Role of tumor necrosis factor species in the sequence-dependent effects of interleukin-2--tumor necrosis factor immunotherapy in mice: implications for preclinical cytokine testing.

We previously demonstrated that recombinant human tumor necrosis factor (hTNF) is synergistic with human interleukin-2 (hIL-2) for in vivo regression of murine tumors. In mice, the timing of cytokine administration is critical in achieving synergy.
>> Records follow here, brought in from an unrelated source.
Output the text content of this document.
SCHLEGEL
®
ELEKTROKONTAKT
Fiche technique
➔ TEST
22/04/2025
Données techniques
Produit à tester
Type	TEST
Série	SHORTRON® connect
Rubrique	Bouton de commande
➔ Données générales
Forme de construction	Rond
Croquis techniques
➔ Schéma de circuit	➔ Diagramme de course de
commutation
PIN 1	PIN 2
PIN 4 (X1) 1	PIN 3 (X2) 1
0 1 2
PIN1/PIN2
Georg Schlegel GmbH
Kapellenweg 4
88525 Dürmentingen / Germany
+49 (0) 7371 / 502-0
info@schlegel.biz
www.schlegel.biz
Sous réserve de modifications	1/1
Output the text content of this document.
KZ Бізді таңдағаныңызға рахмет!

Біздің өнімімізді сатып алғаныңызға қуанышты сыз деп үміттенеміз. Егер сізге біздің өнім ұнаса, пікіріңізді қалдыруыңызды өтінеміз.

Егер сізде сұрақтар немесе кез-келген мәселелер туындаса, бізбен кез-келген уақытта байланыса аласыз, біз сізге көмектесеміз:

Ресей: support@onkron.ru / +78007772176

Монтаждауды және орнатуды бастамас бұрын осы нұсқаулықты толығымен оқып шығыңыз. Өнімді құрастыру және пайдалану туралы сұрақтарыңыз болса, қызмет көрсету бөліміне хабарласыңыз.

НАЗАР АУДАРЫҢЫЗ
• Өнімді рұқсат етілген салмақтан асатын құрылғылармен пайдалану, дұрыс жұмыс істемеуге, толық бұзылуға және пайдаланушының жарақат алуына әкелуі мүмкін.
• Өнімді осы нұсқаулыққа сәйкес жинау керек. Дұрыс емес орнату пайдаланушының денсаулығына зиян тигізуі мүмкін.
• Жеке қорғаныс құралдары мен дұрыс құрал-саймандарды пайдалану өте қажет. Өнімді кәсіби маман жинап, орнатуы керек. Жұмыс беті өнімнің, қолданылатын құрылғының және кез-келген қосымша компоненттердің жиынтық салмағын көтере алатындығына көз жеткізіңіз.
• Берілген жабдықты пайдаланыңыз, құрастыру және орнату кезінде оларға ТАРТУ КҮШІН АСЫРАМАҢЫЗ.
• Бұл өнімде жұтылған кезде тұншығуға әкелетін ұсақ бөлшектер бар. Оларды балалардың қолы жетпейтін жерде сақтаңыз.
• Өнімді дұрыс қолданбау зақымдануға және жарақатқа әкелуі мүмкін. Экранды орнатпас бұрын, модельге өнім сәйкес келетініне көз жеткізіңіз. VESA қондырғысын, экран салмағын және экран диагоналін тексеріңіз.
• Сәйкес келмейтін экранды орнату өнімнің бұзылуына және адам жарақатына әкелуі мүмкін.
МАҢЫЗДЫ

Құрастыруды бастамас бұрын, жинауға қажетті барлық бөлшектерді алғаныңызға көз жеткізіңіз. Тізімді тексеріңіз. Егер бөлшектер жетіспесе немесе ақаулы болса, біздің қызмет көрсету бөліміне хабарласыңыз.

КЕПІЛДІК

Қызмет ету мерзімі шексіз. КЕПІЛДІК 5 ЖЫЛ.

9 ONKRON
Because hTNF exhibits negligible binding to the type II murine TNF receptor (TNF-R), we questioned whether murine TNF (mTNF) would have therapeutic benefits, scheduling requirements, and toxic effects similar to those of the hIL-2-hTNF combination. To evaluate the biological effects of TNF-R types I and II interaction, we directly compared the effects of mTNF and hTNF in combination with hIL-2 on in vivo tumor regression and in vitro activation of murine splenocytes. Our results demonstrate for the first time that (a) the cytokine combination hTNF-hIL-2 is consistently more efficacious than mTNF-hIL-2 in in vivo murine immunotherapy models; (b) the in vivo antitumor effects of hTNF-hIL-2 and not mTNF-hIL-2 are critically dependent upon cytokine scheduling; and (c) in vitro culture of splenocytes with mTNF-hIL-2 enhances cellular proliferation, Lyt 2, and TNF-RI expression compared with hTNF-hIL-2. Collectively, these studies extend the previous findings of species-specific mTNF-R responses and reveal that optimal scheduling and efficacy of TNF-hIL-2 combination therapy in murine tumor models is critically dependent upon the TNF species employed.